The book, as a whole, is a small delight; one of a growing number of well-designed, easily pocketable collections of writing about visual art published by David Zwirner Books, and available, as far as I can see, wherever good books are sold. I bought mine at the London Review Bookshop, though had I been in Nottingham I would have bought it, doubtless at Five Leaves Bookshop.

Sometime in the next few days, I’ll post a listing of the music I was listening via my MP3 player during the final third of my walk …

Frank’s Friends

Celebrations of Frank O’Hara’s life and work, both, of course, closely entwined, continue apace. Last Saturday’s colloquium at the ICA – Frank O’Hara and Friends – broadened out those celebrations to include references to the work of some of the other poets and painters of the New York School with whom O’Hara was closely associated. One such, the artist (and sometime jazz musician) Larry Rivers, contributed the collage, based on his own nude portrait of O’Hara, used on the cover of the 1974 Vintage edition of O’Hara’s Selected Poems, edited by Donald Allen, and shown below. And today, it  should be noted, marks the 89th birthday of one of the foremost of the New York poets, John Ashbery.

O'Hara 1

The ICA event was, as those occasions tend to be, a mixture of the interesting and entertaining with the academically obscure and self-serving, the first keynote speaker, Geoff Ward, Principal of Homerton College, Cambridge, being all of the former and none of the latter.  Jess Cotton, a PhD student from UCL, talked interestingly about the relationship and cross-influences linking O’Hara and fellow poet James Schuyler, and Eleanor Careless (great name!), studying for a PhD at Sussex, spoke of the connections between O’Hara and the painter Helen Frankenthaler and his poem/her painting Blue Territory in the context of “gendered risk”.

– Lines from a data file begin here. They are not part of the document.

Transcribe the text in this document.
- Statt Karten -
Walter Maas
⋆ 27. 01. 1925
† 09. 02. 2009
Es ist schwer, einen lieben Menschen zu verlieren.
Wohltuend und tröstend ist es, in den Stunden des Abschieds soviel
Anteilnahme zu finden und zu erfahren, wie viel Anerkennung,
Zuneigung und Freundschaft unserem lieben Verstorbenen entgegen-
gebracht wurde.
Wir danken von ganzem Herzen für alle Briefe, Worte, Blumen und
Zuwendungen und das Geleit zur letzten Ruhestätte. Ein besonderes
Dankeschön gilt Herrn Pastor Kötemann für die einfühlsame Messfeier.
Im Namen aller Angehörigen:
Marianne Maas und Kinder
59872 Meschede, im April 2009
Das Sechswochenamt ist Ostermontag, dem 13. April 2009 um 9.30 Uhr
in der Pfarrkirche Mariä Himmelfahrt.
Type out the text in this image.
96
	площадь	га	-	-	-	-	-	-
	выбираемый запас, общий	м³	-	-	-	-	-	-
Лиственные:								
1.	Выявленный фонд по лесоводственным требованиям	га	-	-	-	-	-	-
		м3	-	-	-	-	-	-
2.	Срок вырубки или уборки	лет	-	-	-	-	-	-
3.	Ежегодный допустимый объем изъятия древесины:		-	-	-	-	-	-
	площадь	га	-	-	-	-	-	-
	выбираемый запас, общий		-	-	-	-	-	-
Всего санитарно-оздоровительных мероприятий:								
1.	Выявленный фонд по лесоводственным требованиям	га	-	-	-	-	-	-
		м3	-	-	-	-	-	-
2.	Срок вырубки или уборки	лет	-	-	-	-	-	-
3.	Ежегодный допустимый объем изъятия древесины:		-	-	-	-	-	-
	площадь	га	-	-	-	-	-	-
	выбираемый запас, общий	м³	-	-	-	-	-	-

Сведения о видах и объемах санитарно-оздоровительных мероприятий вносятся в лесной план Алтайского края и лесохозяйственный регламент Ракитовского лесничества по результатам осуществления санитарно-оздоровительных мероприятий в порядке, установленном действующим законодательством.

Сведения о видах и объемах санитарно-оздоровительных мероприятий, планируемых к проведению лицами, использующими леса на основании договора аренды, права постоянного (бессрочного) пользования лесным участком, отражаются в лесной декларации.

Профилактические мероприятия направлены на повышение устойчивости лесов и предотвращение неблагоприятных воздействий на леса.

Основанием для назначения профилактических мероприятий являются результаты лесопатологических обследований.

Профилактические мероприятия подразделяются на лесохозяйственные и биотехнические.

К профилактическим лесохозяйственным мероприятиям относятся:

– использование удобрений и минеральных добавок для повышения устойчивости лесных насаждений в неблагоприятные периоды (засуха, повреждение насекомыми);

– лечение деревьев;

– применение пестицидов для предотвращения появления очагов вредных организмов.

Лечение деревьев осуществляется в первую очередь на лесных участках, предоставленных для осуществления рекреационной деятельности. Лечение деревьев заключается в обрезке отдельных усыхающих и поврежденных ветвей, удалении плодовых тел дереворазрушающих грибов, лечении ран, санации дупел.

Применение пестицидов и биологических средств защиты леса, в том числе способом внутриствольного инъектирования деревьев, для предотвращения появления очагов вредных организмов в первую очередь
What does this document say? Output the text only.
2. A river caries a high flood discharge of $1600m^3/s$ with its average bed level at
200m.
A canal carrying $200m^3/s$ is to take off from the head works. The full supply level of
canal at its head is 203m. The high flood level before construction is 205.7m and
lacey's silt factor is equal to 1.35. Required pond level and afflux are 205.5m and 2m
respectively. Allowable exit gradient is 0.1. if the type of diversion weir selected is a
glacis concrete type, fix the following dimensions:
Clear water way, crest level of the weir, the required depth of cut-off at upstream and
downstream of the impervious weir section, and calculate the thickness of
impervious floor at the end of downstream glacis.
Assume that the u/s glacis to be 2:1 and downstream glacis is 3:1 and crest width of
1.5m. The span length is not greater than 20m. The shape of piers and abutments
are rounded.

Last night’s event at Five Leaves Bookshop in Nottingham, organised by Leah Wilkins, was an altogether less grandiose affair and none the less enjoyable for that. Some fifty people crowded into the store, taking up all the available chairs and filling all the nooks and crannies between bookstands, to listen to largely unexplicated readings of O’Hara’s poems by, amongst others,  the poet and lecturer, Matthew Welton; the newly in place director of Nottingham Contemporary, Sam Thorne; gay literature historian, Gregory Woods; and founder of Mud Press, Georgina Wilding. As I said when someone commented kindly on my reading of The Day Lady Died, that poem is so close to perfect that being given the opportunity to read it aloud feels almost like stealing.